Décryptage

« Des présomptions de toxicité sur des nanoparticules ont été établies »

Posté le 14 avril 2011
par La rédaction
dans Environnement

Tribune [Didier Baptiste, directeur scientifique à l'INRS]
Du 5 au 7 avril 2011, se tenait, à Nancy, une conférence organisée par l’INRS, en partenariat avec le réseau européen PEROSH, rassemblant 13 instituts homologues de l’INRS, sur les risques liés aux nanomatériaux et nanoparticules. Didier Baptiste, directeur scientifique à l’INRS, nous parle des enjeux de la recherche dans ce domaine.

465 chercheurs, experts, préventeurs et médecins, venus de 22 pays, se sont rassemblés pour partager leurs connaissances autour de la toxicité des nanoparticules, de la  mesure des expositions et des méthodes de prévention.

Bien que le risque lié aux nanoparticules ne soit toujours pas avéré, plusieurs laboratoires internationaux ont fait état de présomptions de toxicité sur certaines nanoparticules. Il a été démontré qu’à concentrations massiques comparables, la toxicité induite est généralement plus importante lorsque la taille des particules diminue. Après inhalation, certaines nanoparticules se logeraient principalement, chez les animaux de laboratoire tout du moins, dans le foie et les poumons. Un manque de recherche in vivo par inhalation de nanoaérosols chez l’animal de laboratoire a été souligné. L’INRS, à Nancy, disposera en 2012 d’un tel laboratoire. Il en existe très peu en Europe aujourd’hui.

La nature chimique et la concentration massique, utilisées habituellement comme critères pour caractériser les risques des produits chimiques, ne sont pas des  paramètres suffisants pour les nanoparticules. La morphologie, la taille, la réactivité de surface et la surface spécifique sont d’autres paramètres qui doivent être pris en considération. L’un des objectifs des recherches d’aujourd’hui en toxicologie est de comprendre l’influence de ces paramètres sur la toxicité de ces matériaux et de déterminer quel serait la métrique qui caractériserait le mieux les effets sur la santé. Il convient également de vérifier la pertinence des méthodes d’essais existantes et de proposer le cas échéant des procédures adaptées aux nanomatériaux.

Les données d’exposition aux nanoparticules restent parcellaires. Des instruments sont disponibles pour mesurer la concentration en masse, nombre ou surface des particules dans l’air mais il n’existe pas encore de méthode spécifique, simple et validée pour mesurer l’exposition professionnelle aux nanoaérosols et les discriminer du bruit de fond. Des appareils de mesure transportables commencent à apparaître sur le marché. Les travaux consistent à étudier les performances de ces instruments, à développer des protocoles d’utilisation et des outils d’interprétation des données.

Concernant les dispositifs de protection collective ou individuelle des salariés, il a été démontré l’efficacité des filtres classiques sur les particules nanométriques de taille supérieure à 4 nm. Les moyens de prévention utilisés pour minimiser les risques chimiques semblent donc efficaces mais des études complémentaires sont nécessaires pour confirmer les performances, mieux comprendre les phénomènes d’agglomération des nanoparticules et l’influence des fuites.

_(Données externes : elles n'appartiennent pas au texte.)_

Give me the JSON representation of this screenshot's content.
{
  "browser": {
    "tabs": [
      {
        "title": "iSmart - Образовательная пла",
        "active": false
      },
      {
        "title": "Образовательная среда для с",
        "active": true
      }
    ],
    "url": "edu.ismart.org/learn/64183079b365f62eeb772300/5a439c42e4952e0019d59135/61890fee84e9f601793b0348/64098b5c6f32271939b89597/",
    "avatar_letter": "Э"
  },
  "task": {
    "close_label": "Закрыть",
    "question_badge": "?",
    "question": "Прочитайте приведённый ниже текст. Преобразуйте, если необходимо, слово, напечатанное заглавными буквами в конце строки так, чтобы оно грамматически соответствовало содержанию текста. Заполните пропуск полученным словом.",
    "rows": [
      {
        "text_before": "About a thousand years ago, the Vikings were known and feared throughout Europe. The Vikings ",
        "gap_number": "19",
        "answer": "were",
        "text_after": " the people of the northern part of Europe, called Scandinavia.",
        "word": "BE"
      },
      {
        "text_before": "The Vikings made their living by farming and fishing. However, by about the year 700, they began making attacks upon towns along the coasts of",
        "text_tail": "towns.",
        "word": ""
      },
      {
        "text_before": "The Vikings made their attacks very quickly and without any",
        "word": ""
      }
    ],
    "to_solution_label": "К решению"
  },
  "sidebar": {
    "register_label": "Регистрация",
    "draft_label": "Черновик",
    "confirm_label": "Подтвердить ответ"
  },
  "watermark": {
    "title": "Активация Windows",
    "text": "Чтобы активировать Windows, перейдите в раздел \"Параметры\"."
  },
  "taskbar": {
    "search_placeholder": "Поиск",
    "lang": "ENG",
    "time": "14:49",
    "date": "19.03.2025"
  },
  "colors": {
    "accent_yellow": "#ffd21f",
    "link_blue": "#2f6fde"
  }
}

Dans ce contexte d’incertitude, la démarche de prévention préconisée par l’INRS, partagée par de nombreux pays, est une approche « basée sur la précaution », associée à la mise en place de mesures de prévention « au cas par cas », adaptées au produit et au scénario d’exposition. Ces méthodes ne sont pas très différentes de celles qui sont recommandées pour toute activité exposant à des produits chimiques dangereux et doivent permettre de réduire l’exposition du salarié au niveau le plus bas possible.